China's oil imports, the third-highest in the world, fell for the first time in 18 months in April as record crude prices discouraged refiners from purchasing oil to turn into fuels for sale at less than costs. Crude oil for June delivery fell $1.86, or 1.5 percent, to $124.10 a barrel at the close of floor trading on the New York Mercantile Exchange yesterday on concern that demand may fall in emerging markets including China.

Six substations were damaged in Sichuan, disconnecting power plants in the province's western regions from the national grid, while in neighboring Shaanxi two substations and three generating units were hit by the temblor, Xinhua reported.

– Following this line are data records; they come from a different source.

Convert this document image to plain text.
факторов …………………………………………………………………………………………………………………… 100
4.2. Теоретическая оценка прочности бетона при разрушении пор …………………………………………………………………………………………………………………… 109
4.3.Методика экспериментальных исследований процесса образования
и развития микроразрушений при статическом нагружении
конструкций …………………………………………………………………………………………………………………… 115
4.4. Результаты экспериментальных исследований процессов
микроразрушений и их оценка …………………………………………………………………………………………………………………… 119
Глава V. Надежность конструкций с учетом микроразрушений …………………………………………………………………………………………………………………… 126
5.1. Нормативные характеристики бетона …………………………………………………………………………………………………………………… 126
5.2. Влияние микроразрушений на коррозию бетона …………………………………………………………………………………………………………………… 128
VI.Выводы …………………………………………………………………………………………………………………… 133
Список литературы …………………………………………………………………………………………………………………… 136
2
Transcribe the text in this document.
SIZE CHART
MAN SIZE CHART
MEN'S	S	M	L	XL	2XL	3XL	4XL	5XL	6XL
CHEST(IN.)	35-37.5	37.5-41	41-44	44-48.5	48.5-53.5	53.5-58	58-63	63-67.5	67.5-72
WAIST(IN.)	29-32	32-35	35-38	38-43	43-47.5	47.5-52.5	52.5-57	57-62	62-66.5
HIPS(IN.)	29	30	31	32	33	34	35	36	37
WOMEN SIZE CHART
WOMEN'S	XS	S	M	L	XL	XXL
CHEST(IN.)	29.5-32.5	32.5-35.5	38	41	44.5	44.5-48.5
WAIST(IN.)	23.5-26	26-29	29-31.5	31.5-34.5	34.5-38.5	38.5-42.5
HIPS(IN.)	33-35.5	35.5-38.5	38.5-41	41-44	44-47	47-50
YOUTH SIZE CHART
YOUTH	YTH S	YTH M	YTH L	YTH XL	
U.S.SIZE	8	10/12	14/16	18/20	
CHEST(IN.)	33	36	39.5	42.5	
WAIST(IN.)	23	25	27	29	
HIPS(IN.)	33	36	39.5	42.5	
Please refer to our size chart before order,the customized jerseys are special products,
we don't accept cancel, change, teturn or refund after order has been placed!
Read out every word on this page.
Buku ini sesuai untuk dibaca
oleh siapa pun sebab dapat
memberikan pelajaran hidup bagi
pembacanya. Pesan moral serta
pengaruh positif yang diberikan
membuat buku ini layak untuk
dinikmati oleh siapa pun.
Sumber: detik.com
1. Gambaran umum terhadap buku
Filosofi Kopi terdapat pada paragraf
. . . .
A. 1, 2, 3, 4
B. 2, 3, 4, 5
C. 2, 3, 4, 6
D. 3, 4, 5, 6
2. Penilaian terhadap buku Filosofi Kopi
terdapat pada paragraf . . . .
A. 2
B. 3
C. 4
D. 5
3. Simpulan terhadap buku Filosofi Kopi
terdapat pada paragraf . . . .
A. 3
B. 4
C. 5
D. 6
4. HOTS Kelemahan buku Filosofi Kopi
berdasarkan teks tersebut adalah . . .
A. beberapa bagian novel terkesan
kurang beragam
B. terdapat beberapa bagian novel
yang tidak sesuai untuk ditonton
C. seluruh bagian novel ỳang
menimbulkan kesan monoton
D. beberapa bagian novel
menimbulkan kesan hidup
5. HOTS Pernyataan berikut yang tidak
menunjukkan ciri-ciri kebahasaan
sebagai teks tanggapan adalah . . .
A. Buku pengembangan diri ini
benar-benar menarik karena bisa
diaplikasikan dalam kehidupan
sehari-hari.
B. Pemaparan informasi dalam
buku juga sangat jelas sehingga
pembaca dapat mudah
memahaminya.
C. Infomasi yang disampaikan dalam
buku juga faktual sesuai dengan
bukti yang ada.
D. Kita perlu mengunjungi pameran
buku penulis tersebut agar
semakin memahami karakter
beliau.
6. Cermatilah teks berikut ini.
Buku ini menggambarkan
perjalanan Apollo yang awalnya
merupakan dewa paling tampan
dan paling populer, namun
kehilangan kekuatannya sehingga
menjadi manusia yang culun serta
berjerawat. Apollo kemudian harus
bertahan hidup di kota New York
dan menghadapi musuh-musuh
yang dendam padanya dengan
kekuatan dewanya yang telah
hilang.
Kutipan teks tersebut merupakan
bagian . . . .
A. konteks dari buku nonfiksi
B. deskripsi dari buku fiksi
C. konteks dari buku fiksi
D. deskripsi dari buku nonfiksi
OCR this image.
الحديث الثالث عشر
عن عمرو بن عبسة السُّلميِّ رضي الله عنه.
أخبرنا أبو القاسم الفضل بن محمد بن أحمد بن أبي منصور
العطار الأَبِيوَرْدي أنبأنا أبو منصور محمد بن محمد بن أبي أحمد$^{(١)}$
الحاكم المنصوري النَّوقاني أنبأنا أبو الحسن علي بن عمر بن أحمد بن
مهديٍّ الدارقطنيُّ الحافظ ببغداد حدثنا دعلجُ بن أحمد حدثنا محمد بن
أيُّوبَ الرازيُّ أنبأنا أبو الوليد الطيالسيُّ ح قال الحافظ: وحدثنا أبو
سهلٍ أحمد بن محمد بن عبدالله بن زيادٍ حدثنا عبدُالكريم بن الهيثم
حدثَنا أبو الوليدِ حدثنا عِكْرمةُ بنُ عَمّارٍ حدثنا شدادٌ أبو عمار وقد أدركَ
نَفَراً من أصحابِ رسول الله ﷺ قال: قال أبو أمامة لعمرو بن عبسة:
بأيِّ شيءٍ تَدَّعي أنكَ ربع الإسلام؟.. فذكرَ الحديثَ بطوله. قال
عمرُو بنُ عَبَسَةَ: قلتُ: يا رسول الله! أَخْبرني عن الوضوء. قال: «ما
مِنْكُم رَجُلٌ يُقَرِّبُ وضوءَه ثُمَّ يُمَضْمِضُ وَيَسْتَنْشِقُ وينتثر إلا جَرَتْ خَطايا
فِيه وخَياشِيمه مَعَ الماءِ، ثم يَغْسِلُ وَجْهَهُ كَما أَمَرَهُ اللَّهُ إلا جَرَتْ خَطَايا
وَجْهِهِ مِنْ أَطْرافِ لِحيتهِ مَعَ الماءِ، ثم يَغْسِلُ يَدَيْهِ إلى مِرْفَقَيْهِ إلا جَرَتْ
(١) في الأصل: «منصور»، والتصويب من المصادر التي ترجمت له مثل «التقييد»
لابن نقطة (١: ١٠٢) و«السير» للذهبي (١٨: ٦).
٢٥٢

Sichuan holds about 40 percent of China's natural gas reserves and produced about 22 percent of the nation's output in 2006, according to China National Petroleum Corp., PetroChina's parent, and BP Plc's annual energy report.

The full extent of damage to China's resource companies isn't known because disruptions in telephone networks cut off local staff from their head offices in Beijing, Shanghai and Guangzhou. The quake took out more than 2,000 China Mobile Ltd. base stations, Vice President Sha Yuejia said in a broadcast on state-run China Central Television.

Metal Production
Aluminum smelters in Sichuan reported little damage to production, said Wan Ling, an analyst with metals and mining researcher CRU International Ltd.

``The earthquake center is pretty far from Chengdu and Chongqing, and industrial facilities,'' said Wan, adding that she had been in contact with smelters in the region. The 7.9 magnitude quake struck 90 kilometers (55 miles) west-northwest of Chengdu, the provincial capital of Sichuan, and about 350 kilometers from Chongqing.

Sichuan's output of aluminum and zinc is relatively small in national terms, said Michael Widmer, London-based analyst with Lehman Brothers Holdings Inc.

The province's aluminum production is about 600,000 tons, Wan from CRU said by phone from Henan province. China, the world's largest producer, has a total aluminum capacity of more than 15 million tons.